Por tercer año consecutivo, desorden en el tránsito y bajos niveles de educación ciudadana se erigen como los problemas más angustiantes del Distrito Nacional y municipios adyacentes que también padecen por un deficiente alcantarillado y desagüe pluvial, acumulación de basura y contaminación sónica.
Los hallazgos de la encuesta sobre seguridad y gestión territorial aplicada por el Ayuntamiento de la capital, se refieren a males comunes a la mayoría de los enclaves urbanos, especialmente los relacionados con el caos en el transporte, el ruido ensordecedor y la deficiencia en el sistema de recolección de desechos.
En sucesivas encuestas desde 2008, la percepción sobre niveles de educación ciudadana en vez de elevarse se ha deteriorado hasta alcanzar este año un 71% como principal preocupación entre los munícipes encuestados que deploran el irrespeto generalizado a las más elementales normas de convivencia y civilidad ciudadana.
Gran parte de la capital se asemeja a un cantón arrabalizado con calles, aceras y pasos peatonales invadidos por todo tipo de negocios o improvisados estacionamientos y por el irrespeto generalizado a la Ley de Tránsito, al punto que vehículos transitan a exceso de velocidad, en vía contraria, violan la señal roja o se estacionan en lugares prohibidos.

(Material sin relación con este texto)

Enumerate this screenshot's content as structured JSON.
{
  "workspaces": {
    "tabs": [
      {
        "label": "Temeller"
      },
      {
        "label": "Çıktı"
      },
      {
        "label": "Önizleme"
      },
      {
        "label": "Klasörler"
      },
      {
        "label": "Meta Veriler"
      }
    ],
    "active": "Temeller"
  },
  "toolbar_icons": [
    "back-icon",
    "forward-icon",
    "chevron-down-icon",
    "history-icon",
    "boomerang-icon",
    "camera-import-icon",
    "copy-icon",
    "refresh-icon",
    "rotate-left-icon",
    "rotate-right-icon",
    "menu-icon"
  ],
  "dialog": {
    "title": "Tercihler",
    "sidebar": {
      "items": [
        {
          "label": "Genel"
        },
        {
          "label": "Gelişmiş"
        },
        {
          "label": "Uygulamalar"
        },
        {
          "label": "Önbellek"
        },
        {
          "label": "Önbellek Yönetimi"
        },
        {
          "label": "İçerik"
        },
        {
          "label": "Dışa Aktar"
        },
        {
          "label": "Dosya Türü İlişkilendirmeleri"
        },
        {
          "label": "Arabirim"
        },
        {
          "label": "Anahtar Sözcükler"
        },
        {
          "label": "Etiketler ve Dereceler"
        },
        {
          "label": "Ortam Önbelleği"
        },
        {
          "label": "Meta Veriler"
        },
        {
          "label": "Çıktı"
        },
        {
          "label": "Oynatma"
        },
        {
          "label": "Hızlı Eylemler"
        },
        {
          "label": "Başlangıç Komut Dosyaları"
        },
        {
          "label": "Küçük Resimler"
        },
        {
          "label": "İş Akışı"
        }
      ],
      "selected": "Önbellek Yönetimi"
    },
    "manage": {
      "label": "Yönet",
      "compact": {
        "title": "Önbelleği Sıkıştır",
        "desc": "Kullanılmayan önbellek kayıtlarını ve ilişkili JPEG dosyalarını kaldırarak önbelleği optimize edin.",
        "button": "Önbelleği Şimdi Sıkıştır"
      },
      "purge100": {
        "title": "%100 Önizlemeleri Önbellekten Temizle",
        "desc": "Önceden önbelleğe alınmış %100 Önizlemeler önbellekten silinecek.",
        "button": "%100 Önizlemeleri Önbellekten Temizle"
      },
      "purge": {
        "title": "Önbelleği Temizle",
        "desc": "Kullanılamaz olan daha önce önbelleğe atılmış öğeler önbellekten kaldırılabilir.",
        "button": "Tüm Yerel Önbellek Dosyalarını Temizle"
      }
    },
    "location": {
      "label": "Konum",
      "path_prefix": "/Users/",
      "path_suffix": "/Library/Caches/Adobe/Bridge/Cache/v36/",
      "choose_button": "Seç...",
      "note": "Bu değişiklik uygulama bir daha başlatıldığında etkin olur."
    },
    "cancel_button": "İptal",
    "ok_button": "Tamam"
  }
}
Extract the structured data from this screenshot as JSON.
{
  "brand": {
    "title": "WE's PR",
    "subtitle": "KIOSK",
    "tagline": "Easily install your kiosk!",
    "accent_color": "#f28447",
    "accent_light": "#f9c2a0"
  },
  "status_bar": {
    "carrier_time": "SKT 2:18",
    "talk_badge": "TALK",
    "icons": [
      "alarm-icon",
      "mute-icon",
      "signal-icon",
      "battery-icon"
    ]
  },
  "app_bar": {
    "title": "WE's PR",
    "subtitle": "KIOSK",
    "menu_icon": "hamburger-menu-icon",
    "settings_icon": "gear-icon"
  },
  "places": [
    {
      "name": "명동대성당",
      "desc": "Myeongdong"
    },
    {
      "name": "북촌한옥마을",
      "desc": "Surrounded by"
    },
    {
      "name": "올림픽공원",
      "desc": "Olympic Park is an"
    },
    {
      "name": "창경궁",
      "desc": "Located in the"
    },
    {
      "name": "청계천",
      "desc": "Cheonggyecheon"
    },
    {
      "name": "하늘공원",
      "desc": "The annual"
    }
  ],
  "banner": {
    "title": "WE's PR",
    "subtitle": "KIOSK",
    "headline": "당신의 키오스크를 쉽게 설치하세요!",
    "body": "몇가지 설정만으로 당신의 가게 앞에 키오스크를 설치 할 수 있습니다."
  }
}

Por muchos años la municipalidad padece de una altísima contaminación sónica causada por colmados y centros de diversión cuyo propósito parece competir por hacer estallar los oídos de los ciudadanos, sin que las autoridades apliquen con rigor la ley para conjurar esa situación infernal.

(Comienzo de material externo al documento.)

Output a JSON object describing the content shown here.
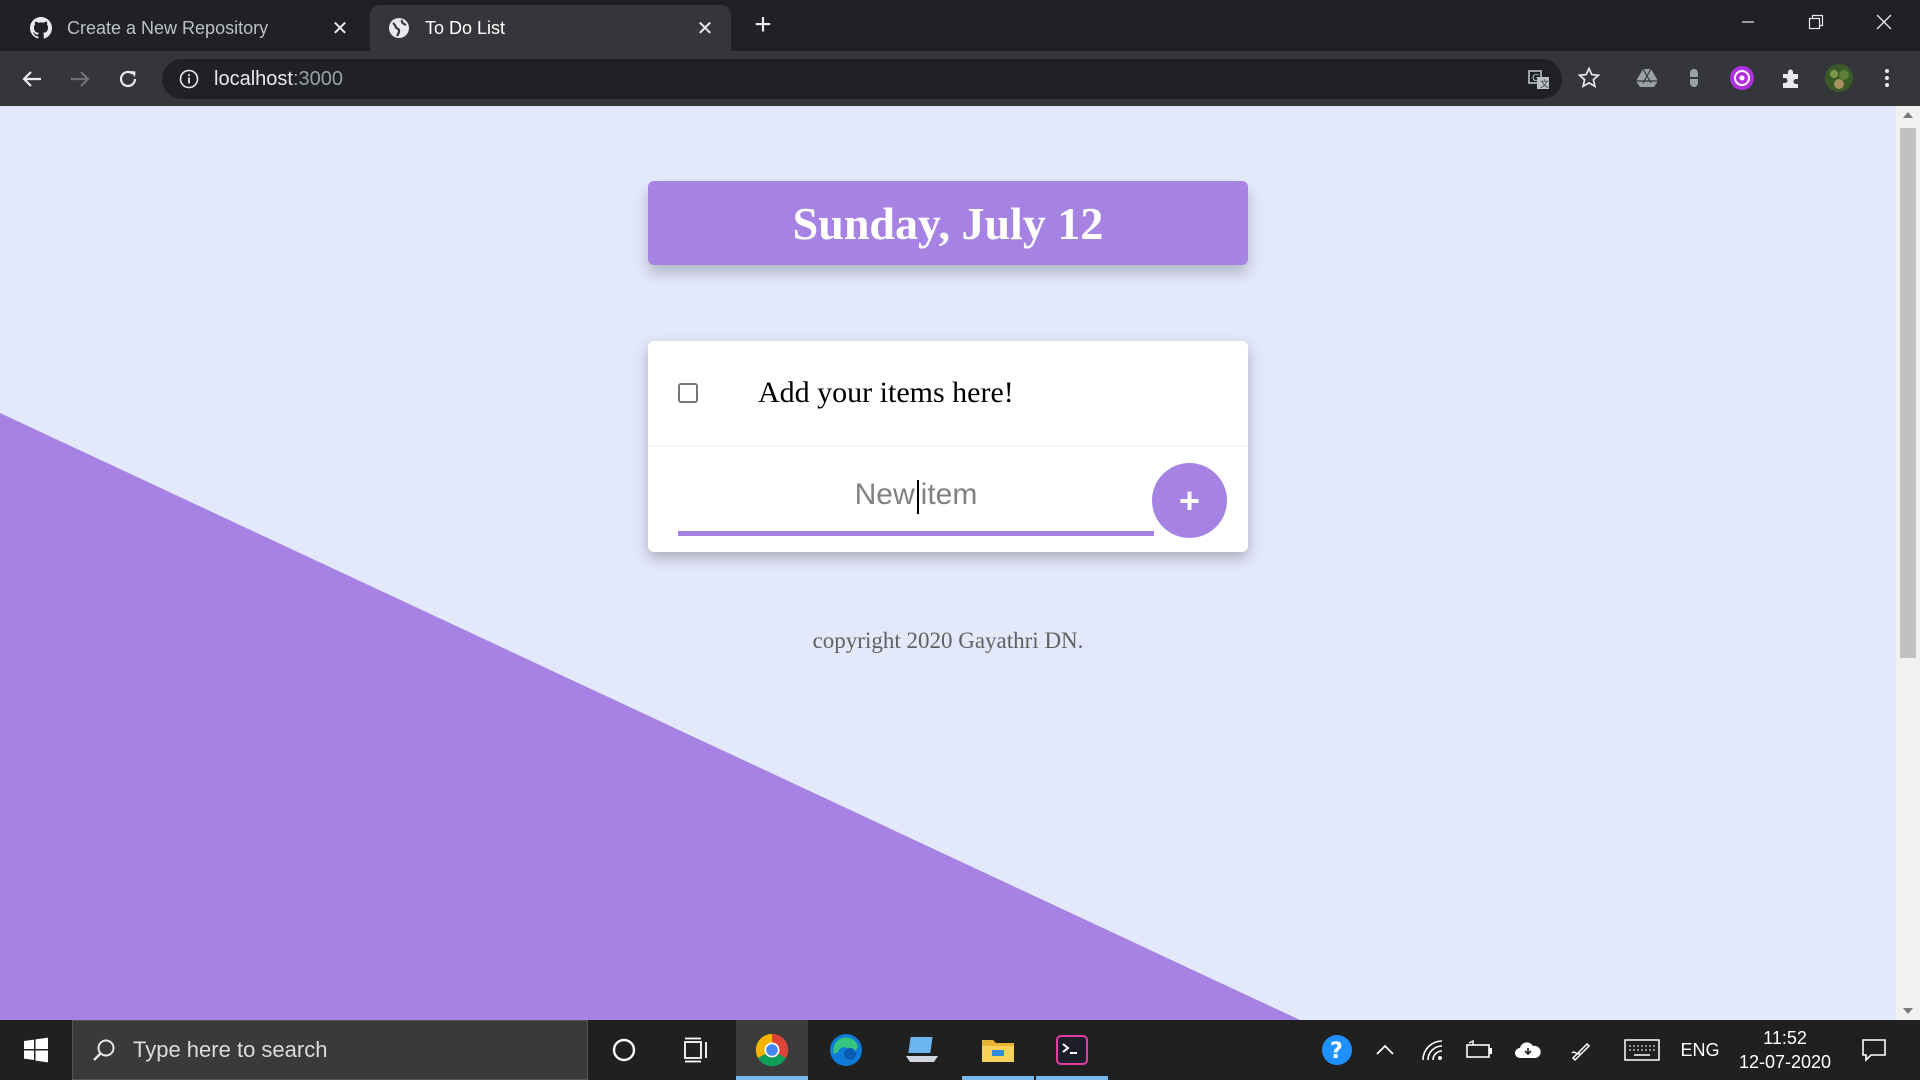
{
  "browser": {
    "tabs": [
      {
        "title": "Create a New Repository",
        "favicon": "github-icon",
        "active": false
      },
      {
        "title": "To Do List",
        "favicon": "globe-icon",
        "active": true
      }
    ],
    "new_tab_symbol": "+",
    "url": {
      "host": "localhost",
      "port": ":3000"
    },
    "close_symbol": "✕"
  },
  "page": {
    "heading": "Sunday, July 12",
    "items": [
      {
        "text": "Add your items here!",
        "checked": false
      }
    ],
    "new_item_placeholder_before": "New",
    "new_item_placeholder_after": "item",
    "add_button_label": "+",
    "footer": "copyright 2020 Gayathri DN."
  },
  "taskbar": {
    "search_placeholder": "Type here to search",
    "language": "ENG",
    "time": "11:52",
    "date": "12-07-2020"
  },
  "colors": {
    "accent": "#a683e3",
    "page_background": "#e3e8fb",
    "browser_frame": "#202124",
    "toolbar": "#35363a"
  }
}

En otras capitales del mundo, el problema de recogida de basura y aseo urbano ha sido resuelto y la tarea de los gobiernos locales se centra en la educación ciudadana hacia el reciclaje de los desechos. Aquí todavía cuatro ayuntamientos se pelean por el control de un único vertedero.
Duele saber que en vez de disminuir, se han agravado en los últimos cinco años los problemas de incivilidad ciudadana, carencia o insuficiencia de alcantarillados pluviales, deterioro de calles y avenidas y contaminación sónica y recogida de basura, lo que obliga a las autoridades municipales a revisar de arriba abajo sus planes estratégicos para 2014.
Esos angustiantes y ancestrales problemas comenzarán a resolverse cuando de verdad los ayuntamientos ejecuten planes y proyectos alejados de la improvisación y cuando se aplique la ley y sin contemplaciones.